DALLAS (CN) – The court-appointed receiver for Striker Petroleum was awarded $749,000 in professional fees and expenses, from the $5 million recovered in what the SEC called a $57 million collateralized oil and gas debenture scam.
Chief U.S. District Judge Sidney A. Fitzwater found that receiver Dennis Roossien, of Munsch Hardt Kopf & Harr of Dallas, “has acted reasonably and diligently and that the requested fees and expenses are reasonable given all the circumstances surrounding the receivership.”
The SEC did not object to the fee awards; some investors did.
Fitzwater rejected investors’ objections that the receiver’s billing statements were vague. The judge found that “a billing statement that contains ‘the date, the number of hours spent (calculated to a tenth of an hour), and a short but thorough description of the services rendered’ is sufficient to overcome a vagueness challenge, even in the context of a fee-shifting statute.” (Parentheses in opinion.)

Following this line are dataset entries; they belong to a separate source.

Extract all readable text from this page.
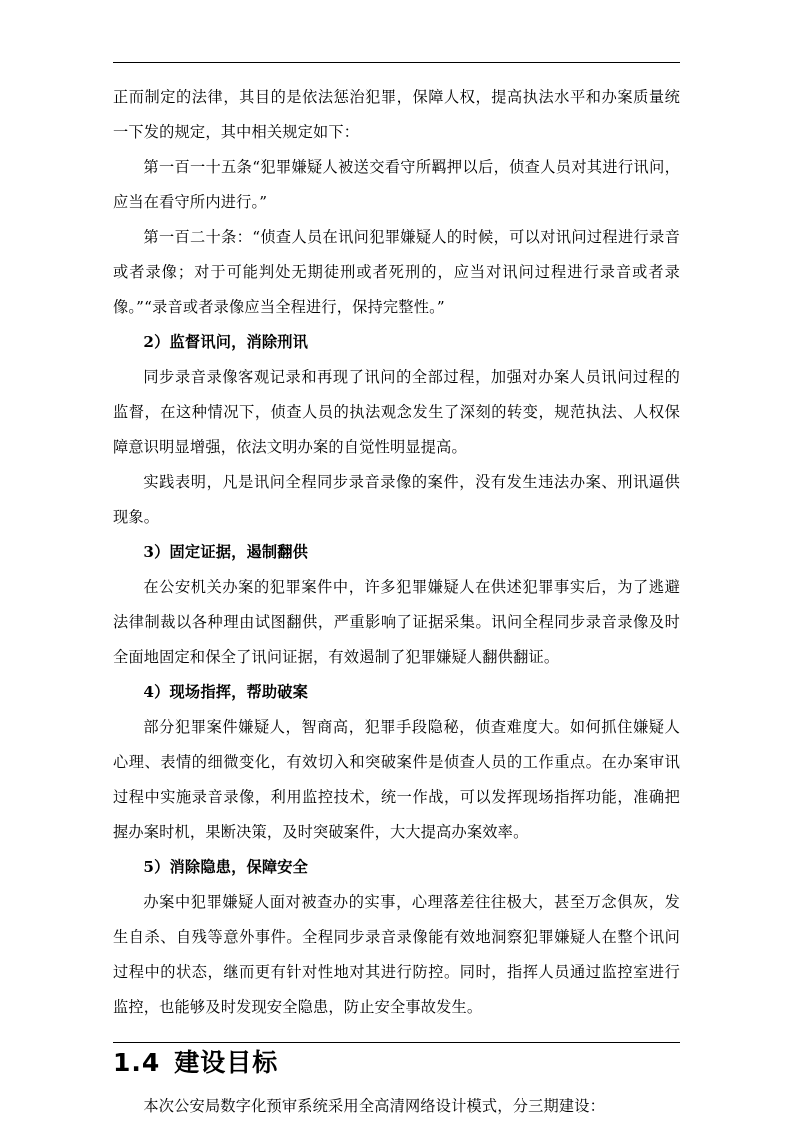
正而制定的法律，其目的是依法惩治犯罪，保障人权，提高执法水平和办案质量统一下发的规定，其中相关规定如下：

第一百一十五条“犯罪嫌疑人被送交看守所羁押以后，侦查人员对其进行讯问，应当在看守所内进行。”

第一百二十条：“侦查人员在讯问犯罪嫌疑人的时候，可以对讯问过程进行录音或者录像；对于可能判处无期徒刑或者死刑的，应当对讯问过程进行录音或者录像。”“录音或者录像应当全程进行，保持完整性。”

2）监督讯问，消除刑讯

同步录音录像客观记录和再现了讯问的全部过程，加强对办案人员讯问过程的监督，在这种情况下，侦查人员的执法观念发生了深刻的转变，规范执法、人权保障意识明显增强，依法文明办案的自觉性明显提高。

实践表明，凡是讯问全程同步录音录像的案件，没有发生违法办案、刑讯逼供现象。

3）固定证据，遏制翻供

在公安机关办案的犯罪案件中，许多犯罪嫌疑人在供述犯罪事实后，为了逃避法律制裁以各种理由试图翻供，严重影响了证据采集。讯问全程同步录音录像及时全面地固定和保全了讯问证据，有效遏制了犯罪嫌疑人翻供翻证。

4）现场指挥，帮助破案

部分犯罪案件嫌疑人，智商高，犯罪手段隐秘，侦查难度大。如何抓住嫌疑人心理、表情的细微变化，有效切入和突破案件是侦查人员的工作重点。在办案审讯过程中实施录音录像，利用监控技术，统一作战，可以发挥现场指挥功能，准确把握办案时机，果断决策，及时突破案件，大大提高办案效率。

5）消除隐患，保障安全

办案中犯罪嫌疑人面对被查办的实事，心理落差往往极大，甚至万念俱灰，发生自杀、自残等意外事件。全程同步录音录像能有效地洞察犯罪嫌疑人在整个讯问过程中的状态，继而更有针对性地对其进行防控。同时，指挥人员通过监控室进行监控，也能够及时发现安全隐患，防止安全事故发生。

1.4 建设目标

本次公安局数字化预审系统采用全高清网络设计模式，分三期建设：
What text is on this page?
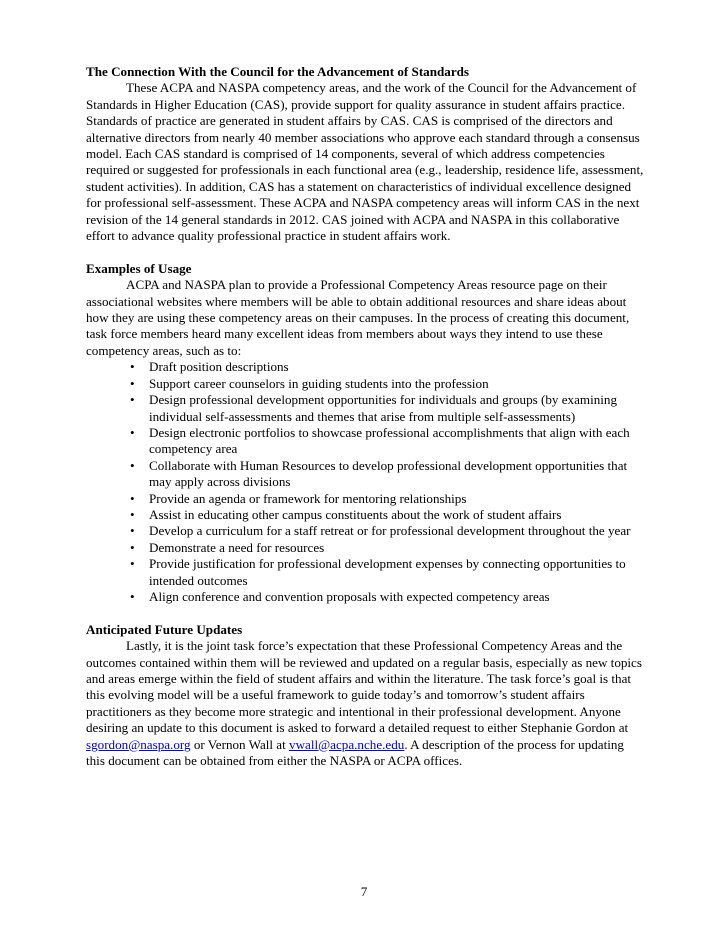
The Connection With the Council for the Advancement of Standards

These ACPA and NASPA competency areas, and the work of the Council for the Advancement of Standards in Higher Education (CAS), provide support for quality assurance in student affairs practice. Standards of practice are generated in student affairs by CAS. CAS is comprised of the directors and alternative directors from nearly 40 member associations who approve each standard through a consensus model. Each CAS standard is comprised of 14 components, several of which address competencies required or suggested for professionals in each functional area (e.g., leadership, residence life, assessment, student activities). In addition, CAS has a statement on characteristics of individual excellence designed for professional self-assessment. These ACPA and NASPA competency areas will inform CAS in the next revision of the 14 general standards in 2012. CAS joined with ACPA and NASPA in this collaborative effort to advance quality professional practice in student affairs work.

Examples of Usage

ACPA and NASPA plan to provide a Professional Competency Areas resource page on their associational websites where members will be able to obtain additional resources and share ideas about how they are using these competency areas on their campuses. In the process of creating this document, task force members heard many excellent ideas from members about ways they intend to use these competency areas, such as to:

• Draft position descriptions
• Support career counselors in guiding students into the profession
• Design professional development opportunities for individuals and groups (by examining individual self-assessments and themes that arise from multiple self-assessments)
• Design electronic portfolios to showcase professional accomplishments that align with each competency area
• Collaborate with Human Resources to develop professional development opportunities that may apply across divisions
• Provide an agenda or framework for mentoring relationships
• Assist in educating other campus constituents about the work of student affairs
• Develop a curriculum for a staff retreat or for professional development throughout the year
• Demonstrate a need for resources
• Provide justification for professional development expenses by connecting opportunities to intended outcomes
• Align conference and convention proposals with expected competency areas

Anticipated Future Updates

Lastly, it is the joint task force’s expectation that these Professional Competency Areas and the outcomes contained within them will be reviewed and updated on a regular basis, especially as new topics and areas emerge within the field of student affairs and within the literature. The task force’s goal is that this evolving model will be a useful framework to guide today’s and tomorrow’s student affairs practitioners as they become more strategic and intentional in their professional development. Anyone desiring an update to this document is asked to forward a detailed request to either Stephanie Gordon at sgordon@naspa.org or Vernon Wall at vwall@acpa.nche.edu. A description of the process for updating this document can be obtained from either the NASPA or ACPA offices.

7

He also rejected arguments that the receiver failed to segregate his fees. Fitzwater found that Roossien “has operated for the benefit of the entire receivership estate, and the objecting investors point to no authority that requires fee segregation within the receivership estate.”
The SEC in 2009 suedStriker Petroleum, Mark Roberts, 58, and Christopher Pippin, 35, both of Frisco, Texas, claimed they rolled investors for more than $57 million.
The SEC claimed that offering materials “included material misrepresentations and omissions concerning Striker’s earnings and asset valuations, use of investor proceeds and the existence of a third party independent trustee for the debenture collateral” and that the company inflated its assets by more than $178 million.
The SEC claimed that though the first of Striker’s three tax-advantaged oil and gas offerings initially achieved projected returns, production soon fell off and the two later offerings never achieved projected returns, and declined in the months after their offering dates.
Reichmann Petroleum Corp., the operator of most of the legacy properties, was forced into bankruptcy in December 2006, further disrupting production, the SEC said. Striker was paying only negligible returns by early 2007.
“As a result of among other things, the losses from the RPC bankruptcy, Striker’s inability to acquire and successfully develop additional oil and gas properties, and the low production from the legacy properties necessitating Striker’s use of debenture proceeds to pay the Legacy fixed returns and debenture interest payments, Striker could no longer meet many of its financial obligations,” according to the SEC complaint. “Consequently, just four months after completing the $12.5 million Series B-4 offering, Striker defaulted on its obligation to pay the interest due to the debenture holders. …
“In truth, Striker should not have included these amounts as assets on its financial statements because it had merely contracted with the Legacy LLCs to participate in the drilling of any additional wells on the PUD sites in exchange for 85 percent of the working interests held by the LLCs in each successful well,” according to the complaint. “Striker did not own any mineral interest until a well was successfully completed – it only had a contractual right to participate in the drilling of any PUD wells.”